– Le constat en dit autant sur l’évolution d’une partie significative des pays membres de l’Union européenne que sur ce que devient Israël : l’extrême droite s’y affirme comme le soutien le plus inconditionnel de l’Etat hébreu, une évolution que le carnage perpétré à Gaza après les massacres de civils israéliens par le Hamas n’a pas remise en cause.
Aux Pays-Bas, le Parti pour la liberté, la formation de Geert Wilders, a réussi à insérer dans le contrat de coalition conclu le 15 mai avec trois autres partis l’« examen » du déménagement de l’ambassade néerlandaise en Israël de Tel-Aviv à Jérusalem, en rupture totale avec la position européenne selon laquelle le statut de Jérusalem doit être tranché par la négociation.

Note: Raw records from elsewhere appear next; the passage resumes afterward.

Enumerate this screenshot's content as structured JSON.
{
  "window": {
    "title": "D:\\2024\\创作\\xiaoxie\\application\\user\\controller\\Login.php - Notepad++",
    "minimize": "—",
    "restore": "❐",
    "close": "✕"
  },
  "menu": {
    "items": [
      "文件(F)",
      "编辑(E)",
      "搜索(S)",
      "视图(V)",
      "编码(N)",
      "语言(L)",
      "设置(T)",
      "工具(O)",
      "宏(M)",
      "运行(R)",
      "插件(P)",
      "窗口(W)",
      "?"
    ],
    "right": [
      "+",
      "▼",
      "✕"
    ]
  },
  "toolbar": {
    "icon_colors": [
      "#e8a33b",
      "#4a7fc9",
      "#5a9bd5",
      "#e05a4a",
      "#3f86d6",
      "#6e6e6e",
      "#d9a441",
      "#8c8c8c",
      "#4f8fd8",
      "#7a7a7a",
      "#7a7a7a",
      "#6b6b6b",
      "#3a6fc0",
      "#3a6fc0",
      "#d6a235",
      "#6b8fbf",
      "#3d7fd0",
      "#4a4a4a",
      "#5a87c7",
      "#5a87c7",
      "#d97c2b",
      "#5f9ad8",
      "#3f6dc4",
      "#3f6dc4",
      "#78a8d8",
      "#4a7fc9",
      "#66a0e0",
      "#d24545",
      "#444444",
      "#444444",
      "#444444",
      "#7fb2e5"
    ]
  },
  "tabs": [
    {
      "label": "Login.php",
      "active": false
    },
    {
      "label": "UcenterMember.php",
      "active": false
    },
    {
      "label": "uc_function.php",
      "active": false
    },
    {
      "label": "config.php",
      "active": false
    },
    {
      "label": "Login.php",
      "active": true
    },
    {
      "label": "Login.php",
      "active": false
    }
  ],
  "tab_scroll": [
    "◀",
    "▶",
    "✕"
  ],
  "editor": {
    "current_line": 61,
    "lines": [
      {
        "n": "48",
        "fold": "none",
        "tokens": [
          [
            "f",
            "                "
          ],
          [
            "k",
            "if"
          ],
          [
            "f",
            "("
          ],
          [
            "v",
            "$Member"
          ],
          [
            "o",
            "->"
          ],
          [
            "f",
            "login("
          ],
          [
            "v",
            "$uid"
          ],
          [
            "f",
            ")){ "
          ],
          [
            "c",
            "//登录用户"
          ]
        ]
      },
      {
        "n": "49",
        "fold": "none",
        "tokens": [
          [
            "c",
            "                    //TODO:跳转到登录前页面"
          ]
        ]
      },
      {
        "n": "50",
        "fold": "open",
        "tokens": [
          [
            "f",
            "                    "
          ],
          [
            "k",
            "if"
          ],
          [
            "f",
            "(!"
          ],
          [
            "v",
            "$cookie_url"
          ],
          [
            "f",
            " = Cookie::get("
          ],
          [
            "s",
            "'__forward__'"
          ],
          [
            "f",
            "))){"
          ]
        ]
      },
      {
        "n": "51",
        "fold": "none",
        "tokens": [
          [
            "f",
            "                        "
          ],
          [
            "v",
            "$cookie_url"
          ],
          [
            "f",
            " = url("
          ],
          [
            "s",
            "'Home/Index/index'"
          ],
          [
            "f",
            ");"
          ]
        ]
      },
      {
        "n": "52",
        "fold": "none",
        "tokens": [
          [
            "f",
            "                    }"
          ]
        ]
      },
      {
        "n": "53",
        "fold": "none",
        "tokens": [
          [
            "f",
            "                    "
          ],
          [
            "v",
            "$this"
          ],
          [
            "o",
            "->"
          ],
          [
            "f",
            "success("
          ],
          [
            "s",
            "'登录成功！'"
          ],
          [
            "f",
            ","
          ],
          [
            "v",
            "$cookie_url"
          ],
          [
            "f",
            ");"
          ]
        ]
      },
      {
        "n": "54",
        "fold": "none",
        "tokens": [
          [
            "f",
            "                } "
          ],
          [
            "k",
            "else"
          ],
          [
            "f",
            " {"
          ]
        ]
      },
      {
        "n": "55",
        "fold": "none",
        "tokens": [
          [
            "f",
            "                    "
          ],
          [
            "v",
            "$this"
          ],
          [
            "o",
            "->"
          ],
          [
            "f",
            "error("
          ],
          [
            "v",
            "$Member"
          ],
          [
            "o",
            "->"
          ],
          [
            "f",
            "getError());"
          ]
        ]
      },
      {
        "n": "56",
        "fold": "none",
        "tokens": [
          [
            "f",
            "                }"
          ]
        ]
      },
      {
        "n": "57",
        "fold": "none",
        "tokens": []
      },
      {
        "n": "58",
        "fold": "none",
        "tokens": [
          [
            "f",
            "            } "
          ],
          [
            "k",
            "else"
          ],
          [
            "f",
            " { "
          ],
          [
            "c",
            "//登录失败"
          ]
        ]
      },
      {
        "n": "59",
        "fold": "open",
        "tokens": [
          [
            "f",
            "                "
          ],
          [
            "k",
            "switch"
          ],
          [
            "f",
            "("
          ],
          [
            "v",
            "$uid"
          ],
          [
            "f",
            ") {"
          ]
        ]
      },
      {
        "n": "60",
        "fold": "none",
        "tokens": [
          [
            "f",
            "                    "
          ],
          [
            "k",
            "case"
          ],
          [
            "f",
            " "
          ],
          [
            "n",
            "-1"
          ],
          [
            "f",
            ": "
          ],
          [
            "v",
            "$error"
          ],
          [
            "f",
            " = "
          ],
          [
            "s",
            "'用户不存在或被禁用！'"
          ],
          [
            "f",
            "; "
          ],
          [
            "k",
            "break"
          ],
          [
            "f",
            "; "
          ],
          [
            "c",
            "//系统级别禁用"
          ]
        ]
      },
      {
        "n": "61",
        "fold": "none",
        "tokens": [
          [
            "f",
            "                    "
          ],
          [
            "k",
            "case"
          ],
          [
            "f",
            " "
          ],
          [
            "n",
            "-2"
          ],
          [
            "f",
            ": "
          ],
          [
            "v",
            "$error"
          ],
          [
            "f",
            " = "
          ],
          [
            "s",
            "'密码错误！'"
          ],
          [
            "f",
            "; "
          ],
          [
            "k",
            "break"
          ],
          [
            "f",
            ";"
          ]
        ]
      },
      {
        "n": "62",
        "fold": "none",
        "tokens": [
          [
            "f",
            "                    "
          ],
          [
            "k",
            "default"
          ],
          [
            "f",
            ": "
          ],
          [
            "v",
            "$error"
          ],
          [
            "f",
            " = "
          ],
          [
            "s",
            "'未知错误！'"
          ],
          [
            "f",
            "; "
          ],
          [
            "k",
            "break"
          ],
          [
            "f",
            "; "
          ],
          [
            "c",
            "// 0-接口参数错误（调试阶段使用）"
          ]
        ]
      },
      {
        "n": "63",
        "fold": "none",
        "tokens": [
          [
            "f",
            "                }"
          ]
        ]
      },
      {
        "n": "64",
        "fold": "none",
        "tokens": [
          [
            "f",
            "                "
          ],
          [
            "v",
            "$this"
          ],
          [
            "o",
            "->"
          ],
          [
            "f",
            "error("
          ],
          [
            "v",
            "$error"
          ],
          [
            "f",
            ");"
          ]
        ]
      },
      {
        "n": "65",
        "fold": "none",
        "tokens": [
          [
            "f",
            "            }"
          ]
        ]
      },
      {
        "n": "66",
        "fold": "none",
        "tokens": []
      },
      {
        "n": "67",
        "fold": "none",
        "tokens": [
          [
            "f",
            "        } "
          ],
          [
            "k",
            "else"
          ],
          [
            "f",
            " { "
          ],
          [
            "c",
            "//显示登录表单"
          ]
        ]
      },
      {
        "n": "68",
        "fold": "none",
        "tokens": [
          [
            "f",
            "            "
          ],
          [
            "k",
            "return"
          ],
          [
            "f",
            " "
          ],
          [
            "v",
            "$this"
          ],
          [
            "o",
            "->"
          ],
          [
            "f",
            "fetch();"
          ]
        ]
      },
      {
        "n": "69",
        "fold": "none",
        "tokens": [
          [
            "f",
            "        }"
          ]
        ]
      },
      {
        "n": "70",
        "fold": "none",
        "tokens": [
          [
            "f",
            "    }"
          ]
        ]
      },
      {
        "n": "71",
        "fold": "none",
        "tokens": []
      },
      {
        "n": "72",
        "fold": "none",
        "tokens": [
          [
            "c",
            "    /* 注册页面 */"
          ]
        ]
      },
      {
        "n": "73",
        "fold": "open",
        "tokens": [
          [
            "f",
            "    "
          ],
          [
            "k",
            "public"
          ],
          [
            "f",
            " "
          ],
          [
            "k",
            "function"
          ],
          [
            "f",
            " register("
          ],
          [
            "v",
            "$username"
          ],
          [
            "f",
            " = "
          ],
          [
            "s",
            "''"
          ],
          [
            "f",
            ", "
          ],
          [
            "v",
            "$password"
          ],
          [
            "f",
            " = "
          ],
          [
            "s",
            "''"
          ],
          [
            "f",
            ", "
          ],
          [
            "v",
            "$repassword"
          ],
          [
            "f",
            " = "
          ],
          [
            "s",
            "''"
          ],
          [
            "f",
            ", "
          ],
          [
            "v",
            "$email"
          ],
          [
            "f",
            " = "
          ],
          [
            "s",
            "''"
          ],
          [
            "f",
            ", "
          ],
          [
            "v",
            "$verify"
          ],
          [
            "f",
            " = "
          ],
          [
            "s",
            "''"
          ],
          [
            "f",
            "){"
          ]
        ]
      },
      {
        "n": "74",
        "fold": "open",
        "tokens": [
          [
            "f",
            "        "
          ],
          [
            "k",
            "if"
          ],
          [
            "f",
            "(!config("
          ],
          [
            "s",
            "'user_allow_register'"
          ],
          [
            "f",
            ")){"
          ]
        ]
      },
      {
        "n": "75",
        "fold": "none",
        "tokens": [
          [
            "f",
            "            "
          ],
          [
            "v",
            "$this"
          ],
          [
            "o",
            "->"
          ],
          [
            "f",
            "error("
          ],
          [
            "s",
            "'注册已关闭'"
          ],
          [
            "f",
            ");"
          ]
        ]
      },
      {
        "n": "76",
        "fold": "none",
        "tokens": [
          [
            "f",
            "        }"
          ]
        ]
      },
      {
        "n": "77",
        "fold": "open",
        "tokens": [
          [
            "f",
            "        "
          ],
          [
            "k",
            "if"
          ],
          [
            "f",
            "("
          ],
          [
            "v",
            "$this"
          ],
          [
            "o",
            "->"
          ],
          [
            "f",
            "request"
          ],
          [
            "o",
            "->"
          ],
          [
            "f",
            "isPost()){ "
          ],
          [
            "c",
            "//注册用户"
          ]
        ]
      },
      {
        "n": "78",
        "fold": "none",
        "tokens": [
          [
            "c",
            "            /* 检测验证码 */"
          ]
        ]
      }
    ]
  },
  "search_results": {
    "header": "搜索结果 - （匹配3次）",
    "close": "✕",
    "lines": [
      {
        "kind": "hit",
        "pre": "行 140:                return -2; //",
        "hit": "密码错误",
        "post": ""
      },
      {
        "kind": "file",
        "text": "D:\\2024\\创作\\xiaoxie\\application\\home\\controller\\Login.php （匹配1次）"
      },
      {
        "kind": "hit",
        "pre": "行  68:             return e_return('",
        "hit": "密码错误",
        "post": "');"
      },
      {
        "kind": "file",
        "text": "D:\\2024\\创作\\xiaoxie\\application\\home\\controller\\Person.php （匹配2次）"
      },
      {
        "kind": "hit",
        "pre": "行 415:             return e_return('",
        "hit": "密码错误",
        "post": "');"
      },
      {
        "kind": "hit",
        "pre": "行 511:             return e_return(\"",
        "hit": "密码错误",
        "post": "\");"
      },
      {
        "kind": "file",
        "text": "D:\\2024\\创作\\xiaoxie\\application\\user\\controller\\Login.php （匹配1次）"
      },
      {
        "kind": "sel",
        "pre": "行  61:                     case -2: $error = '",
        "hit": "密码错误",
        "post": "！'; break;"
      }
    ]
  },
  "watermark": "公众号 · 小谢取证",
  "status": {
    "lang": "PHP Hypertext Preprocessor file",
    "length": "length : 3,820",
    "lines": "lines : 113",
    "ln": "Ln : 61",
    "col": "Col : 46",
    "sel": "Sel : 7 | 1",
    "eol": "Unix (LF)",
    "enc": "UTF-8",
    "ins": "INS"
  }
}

Santiago Abascal, chef du parti d’extrême droite espagnol Vox, a exprimé de son côté son opposition à la reconnaissance par son pays de l’Etat de Palestine, le 28 mai, en rencontrant à Jérusalem le premier ministre israélien, Benyamin Nétanyahou, qui y est farouchement opposé. Le même jour, la tête de liste pour les élections européennes du parti d’extrême droite français Reconquête !, Marion Maréchal, a estimé que reconnaître un tel Etat à présent reviendrait à créer « un Etat islamiste, avec tous les dangers que cela peut représenter pour Israël et pour l’Occident en général ».
Ere révolue
Longtemps, un cordon sanitaire a tenu à distance Israël de formations dont les racines pouvaient remonter aux heures sombres de la seconde guerre mondiale et de la Shoah. Le bilan de la neuvième législature du Parlement européen dressé par l’European Coalition for Israel, un groupe d’influence fondé en 2004, dit combien cette ère est révolue. Les vingt partis dont les votes ont été les plus favorables à Israël appartiennent tous à l’extrême droite et aux eurosceptiques, principalement au groupe des Conservateurs et réformistes européens. Le trio de tête est composé de Vox, d’une formation tchèque et des Démocrates de Suède.
Un ensemble de circonstances expliquent l’effritement de cette digue. Après avoir été longtemps groupusculaires, les formations d’extrême droite ont considéré qu’un changement radical de discours sur Israël pouvait faire sauter un verrou électoral dans leur quête du pouvoir. Cela a été notamment le cas pour les Démocrates de Suède, qui ont triomphé aux législatives de 2022, et dont des membres fondateurs avaient milité quatre décennies plus tôt dans les rangs du Parti du Reich nordique, un groupuscule néonazi.
Le Rassemblement national a fait le même calcul en France, en prenant ses distances avec l’antisémitisme de Jean-Marie Le Pen comme avec les positions de membres de l’organisation étudiante Groupe Union Défense (GUD), alors proches de Marine Le Pen, qui scandaient en leur temps « Deauville, Sentier, territoires occupés » ou « A Paris comme à Gaza, Intifada ». La rupture, le 21 mai, avec son allié Alternative pour l’Allemagne (AfD), après les propos relativisant le nazisme tenus par l’un de ses responsables, en découle également.
Mouvement transatlantique des nationaux-conservateurs
Cette évolution a été facilitée par un discours anti-islam assumé par la plupart des formations d’extrême droite européennes, à commencer par celle de Geert Wilders ou du Suédois Jimmie Akesson. Dans les discours de cette extrême droite, le bouc émissaire musulman a remplacé le bouc émissaire juif, sur fond d’attentats djihadistes et d’immigration en provenance du Proche et du Moyen-Orient, ou de l’Afrique subsaharienne. Le 28 mai, Marion Maréchal a inscrit la question israélo-palestinienne dans une vision du monde inspirée de la thèse controversée du « choc des civilisations » de Samuel Huntington.